Le texte intitulé Loi électorale 2017, dont l'AFP s'est procuré une copie, prévoit que les résultats enregistrés manuellement priment sur ceux envoyés électroniquement, revenant de facto selon M. Odinga à restaurer un scrutin manuel.

L'introduction d'une composante électronique au processus électoral avait été décidée après le fiasco des élections de fin 2007 qui avaient débouché sur les pires violences politico-ethniques (1.100 morts) dans le pays depuis son indépendance en 1963.

De même, les amendements prévoient que le président de l'IEBC peut être remplacé en cas d'absence par son vice-président et que les procès-verbaux des bureaux de vote ne doivent pas nécessairement être uniformisés.

Or, a rappelé le sénateur de l'opposition James Orengo, "vous savez qu'un des contentieux (devant la Cour suprême), c'était des procès-verbaux falsifiés ou non réglementaires".

La Cour suprême elle-même s'était étonnée que de nombreux formulaires de résultats ne portent pas les marques de sécurité et numéros de série réglementaires.

La démarche du parti au pouvoir a conduit l'opposition à claquer la porte de discussions en cours avec l'IEBC en vue d'aplanir les différends entre les deux camps et de préparer l'élection présidentielle du 26 octobre.

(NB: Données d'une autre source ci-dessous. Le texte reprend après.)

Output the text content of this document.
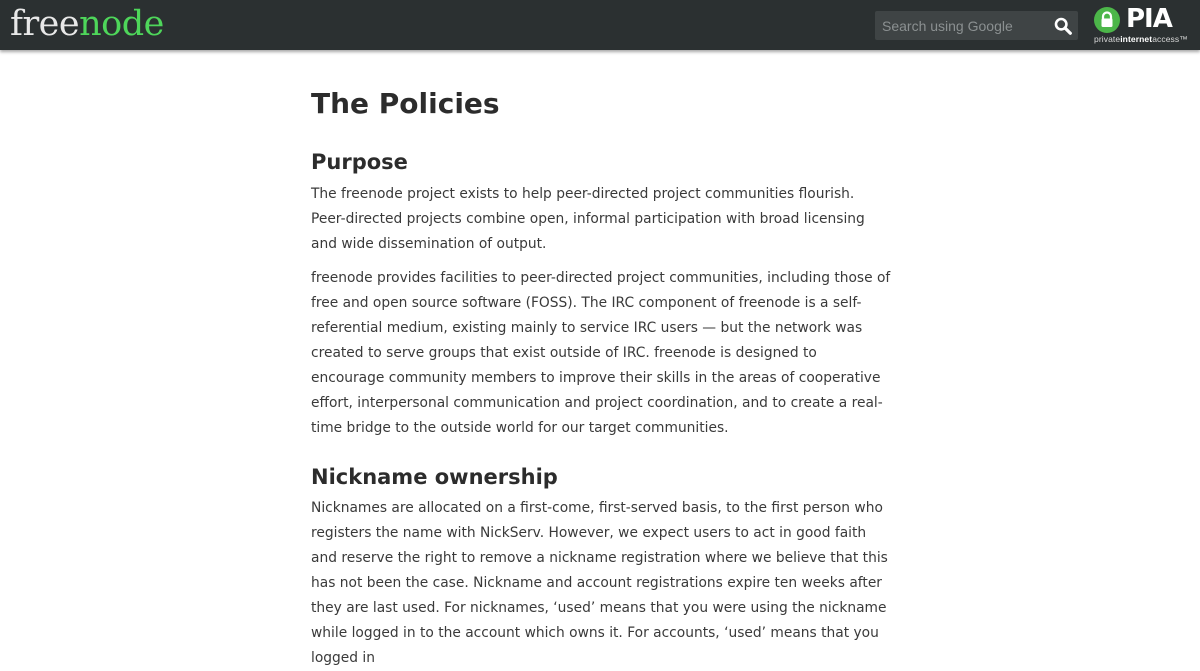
freenode
Search using Google	PIA
privateinternetaccess™
The Policies
Purpose

The freenode project exists to help peer-directed project communities flourish. Peer-directed projects combine open, informal participation with broad licensing and wide dissemination of output.

freenode provides facilities to peer-directed project communities, including those of free and open source software (FOSS). The IRC component of freenode is a self-referential medium, existing mainly to service IRC users — but the network was created to serve groups that exist outside of IRC. freenode is designed to encourage community members to improve their skills in the areas of cooperative effort, interpersonal communication and project coordination, and to create a real-time bridge to the outside world for our target communities.

Nickname ownership

Nicknames are allocated on a first-come, first-served basis, to the first person who registers the name with NickServ. However, we expect users to act in good faith and reserve the right to remove a nickname registration where we believe that this has not been the case. Nickname and account registrations expire ten weeks after they are last used. For nicknames, ‘used’ means that you were using the nickname while logged in to the account which owns it. For accounts, ‘used’ means that you logged in
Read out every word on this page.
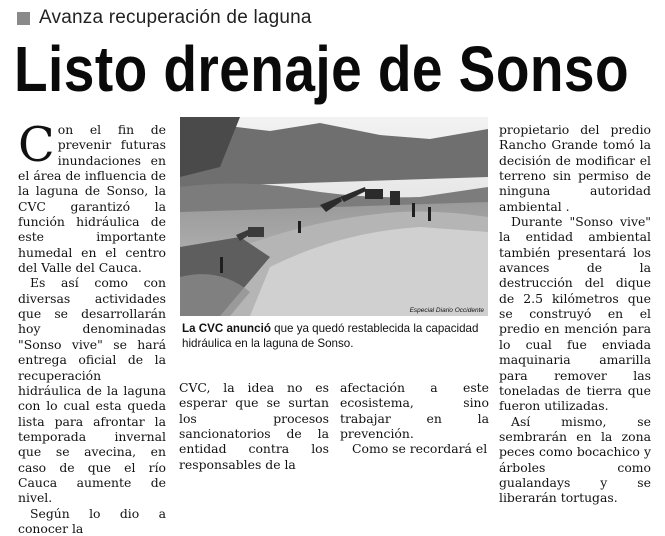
Avanza recuperación de laguna
Listo drenaje de Sonso

Con el fin de prevenir futuras inundaciones en el área de influencia de la laguna de Sonso, la CVC garantizó la función hidráulica de este importante humedal en el centro del Valle del Cauca.

Es así como con diversas actividades que se desarrollarán hoy denominadas "Sonso vive" se hará entrega oficial de la recuperación hidráulica de la laguna con lo cual esta queda lista para afrontar la temporada invernal que se avecina, en caso de que el río Cauca aumente de nivel.

Según lo dio a conocer la

Especial Diario Occidente
La CVC anunció que ya quedó restablecida la capacidad hidráulica en la laguna de Sonso.

CVC, la idea no es esperar que se surtan los procesos sancionatorios de la entidad contra los responsables de la

afectación a este ecosistema, sino trabajar en la prevención.

Como se recordará el

propietario del predio Rancho Grande tomó la decisión de modificar el terreno sin permiso de ninguna autoridad ambiental .

Durante "Sonso vive" la entidad ambiental también presentará los avances de la destrucción del dique de 2.5 kilómetros que se construyó en el predio en mención para lo cual fue enviada maquinaria amarilla para remover las toneladas de tierra que fueron utilizadas.

Así mismo, se sembrarán en la zona peces como bocachico y árboles como gualandays y se liberarán tortugas.
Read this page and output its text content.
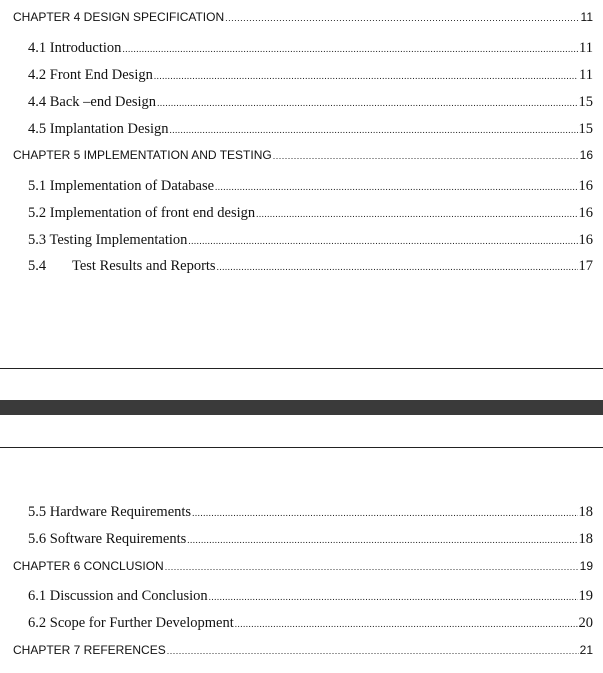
CHAPTER 4 DESIGN SPECIFICATION .....	11
4.1 Introduction .....	11
4.2 Front End Design .....	11
4.4 Back –end Design .....	15
4.5 Implantation Design .....	15
CHAPTER 5 IMPLEMENTATION AND TESTING .....	16
5.1 Implementation of Database .....	16
5.2 Implementation of front end design .....	16
5.3 Testing Implementation .....	16
5.4 Test Results and Reports .....	17
5.5 Hardware Requirements .....	18
5.6 Software Requirements .....	18
CHAPTER 6 CONCLUSION .....	19
6.1 Discussion and Conclusion .....	19
6.2 Scope for Further Development .....	20
CHAPTER 7 REFERENCES .....	21
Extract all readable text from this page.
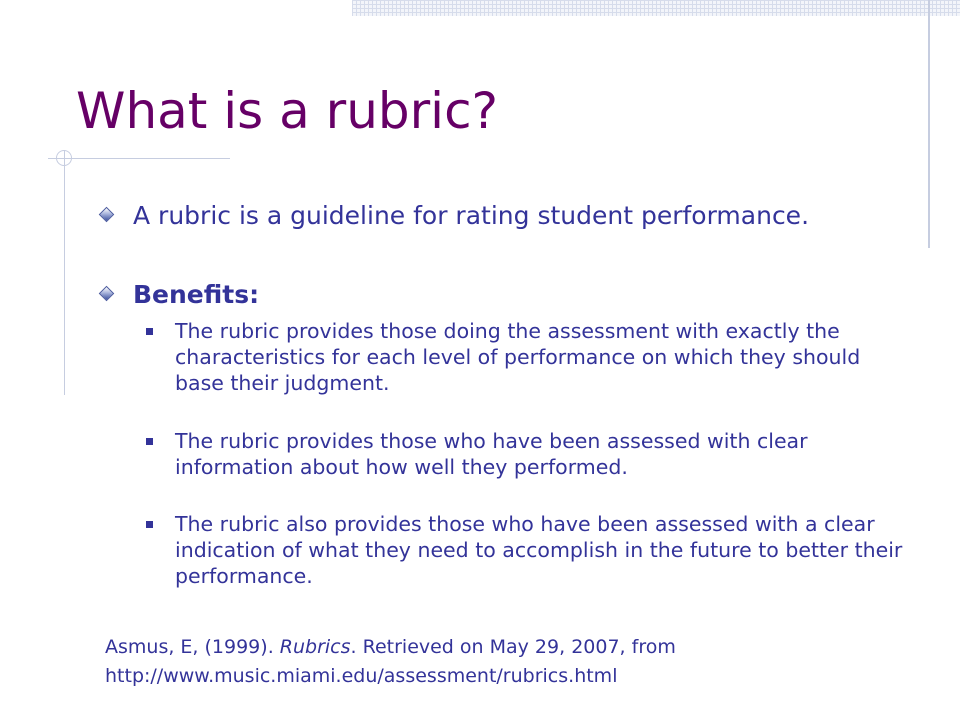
What is a rubric?
A rubric is a guideline for rating student performance.
Benefits:
The rubric provides those doing the assessment with exactly the characteristics for each level of performance on which they should base their judgment.
The rubric provides those who have been assessed with clear information about how well they performed.
The rubric also provides those who have been assessed with a clear indication of what they need to accomplish in the future to better their performance.
Asmus, E, (1999). Rubrics. Retrieved on May 29, 2007, from
http://www.music.miami.edu/assessment/rubrics.html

"Le fait que les règles du jeu soient modifiées en cours de route est révélateur de l'arrogance de la coalition Jubilee", a dénoncé M. Orengo.

Des responsables religieux se sont exprimés publiquement pour condamner la démarche du parti au pouvoir.

"C'est une voie inacceptable car elle conduira à la mutilation de la Constitution et l'affaiblissement de nos institutions", a ainsi déclaré le chef de l'Eglise anglicane au Kenya, l'archevêque Jackson Ole Sapit.

De son côté, le président de la Commission électorale Wafula Chebukati n'a pu que constater l'échec de la réunion de conciliation, précisant toutefois que la commission continuait ses préparatifs.

"Nous n'avons pas besoin d'une nouvelle loi", a-t-il ajouté, espérant que cette dernière, si elle était adoptée, n'aurait pas d'impact sur les préparatifs en cours.